Beitrag von J.L.M. » Fr 18. Nov 2016, 11:19

Auf vielfache Anregung von Peter ;) und Tobi wollen wir nun nochmal das Thema: Kette regelgerecht führen auf den Tisch bringen. Wir haben in der ersten Regelhütersaison 2014/15 abgestimmt, dass die eine Hand des Kettenspielers die Kettenschlaufe berühren muss, damit die Kette regelgerecht geführt wird. Bereits kurz nach dieser Abstimmung gab es von führenden Kettenspielern Stimmung gegen diese neue Regel: Sie sei unsinnig, beeinträchtige das Spiel und trage nicht zur Sicherheit bei, wie beabsichtigt. In der zweiten Regelhütersaison 2015/16 haben wir eine erneute Abstimmung zu dieser Regel abgelehnt, um nicht gleich wieder einen Schnellschuss rückwärts zu machen, sondern der Regel Zeit zu geben, damit sie ausgetestet werde. Jetzt sind zwei Rasensaisons mit dieser Regel vergangen, und wir wollen doch mal sehen, ob man sie ausbessern kann. :)

Der jetzige Text
RW 1.4.4.6 KETTE
Die Kette ist maximal (Handschlaufe + Kettenglieder + Kettenball) 320 cm lang. Am hinteren Ende befindet sich die Handschlaufe. Am vorderen Ende befindet sich der Kettenball. Der Kettenball muss gepolstert sein und einen Mindestdurchmesser von 20 cm haben. Die Kettenglieder sind ab dem Ball in Richtung Handschlaufe mindestens 100 cm gepolstert. Die Polsterung ist gegen Verrutschen zu schützen.
Zum regelgerechten Führen muss sich eine Hand an der Handschlaufe befinden. Mit der Kette kann nicht gepinnt werden.
Von Peter - korrigiere mich bitte ggf. - existieren bereits zwei Vorschläge:
A) Zum regelgerechten Führen muss sich ein beliebiger Teil des Arms an der Handschlaufe befinden.
B) Zum regelgerechten Führen muss sich ein beliebiger Teil des Körpers an der Handschlaufe befinden.

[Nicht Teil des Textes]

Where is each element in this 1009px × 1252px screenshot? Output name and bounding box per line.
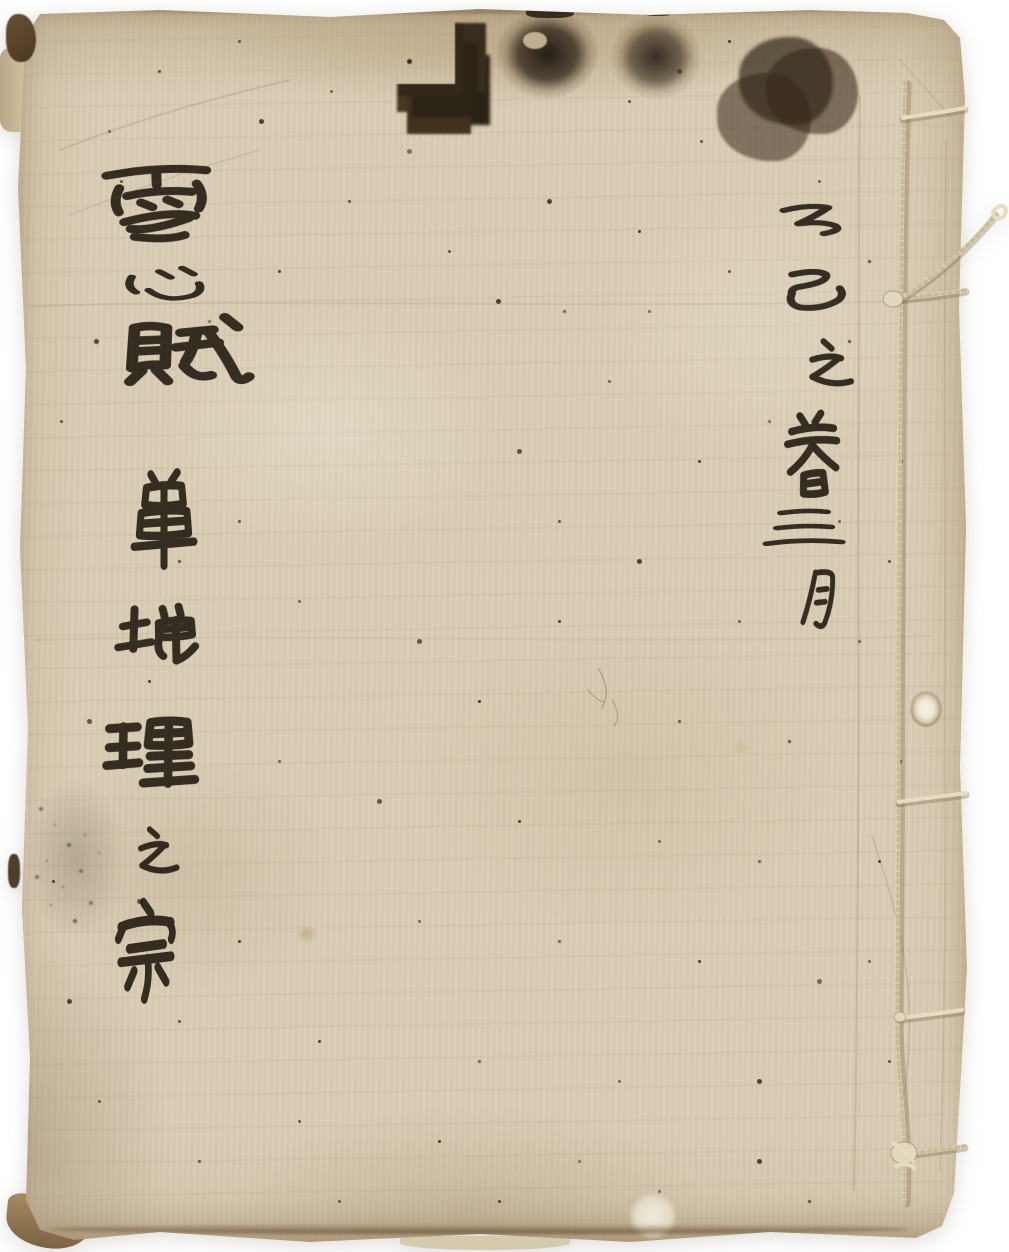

Sinn der Regelung (seit 2014) ist es, dass ein Kettenspieler die Kette auf eine sichere Art und Weise führt, also der ungepolsterte Ende der Kette sich nah an seinem Körper und sicher unter seiner Führung befindet, und die ungepolsterten Kettenglieder nicht unkontrolliert auf die Körper der anderen Feldspieler treffen. Außerdem sollte so vorgebeugt werden, dass gerissene Ketten ohne Handschlaufe geführt werden, was weitaus schwerer zu kontrollieren ist, da die Kette aus der Hand rutschen kann. Das hat sich nun natürlich aufgrund der Kaputte-Pompfen-Regel gegessen. :) In Analogie zu den Führungsregeln der anderen Pompfen haben wir als Regelhüter den Vorschlag so gewählt, dass die Hand (mit einem beliebigen Teil) an der Schlaufe sein muss.

Sinn der Änderungsvorschläge (seit 2015) ist es, dass der Kettenspieler die Kettenschlaufe sinnvoll bedienen kann. Im Jugger gehört zum Beispiel das Handgelenk traditionell nicht zur Hand (siehe Trefferzone), weshalb Kettenspieler, denen die Schlaufe über das Handgelenk rutscht oder die sie am Handgelenk festbinden, durch die bisherige Regelung benachteiligt werden. Der Sicherheitsaspekt wäre jedoch auch gewahrt, wenn die Kettenschlaufe am Handgelenk oder am Arm des Kettenspielers wäre.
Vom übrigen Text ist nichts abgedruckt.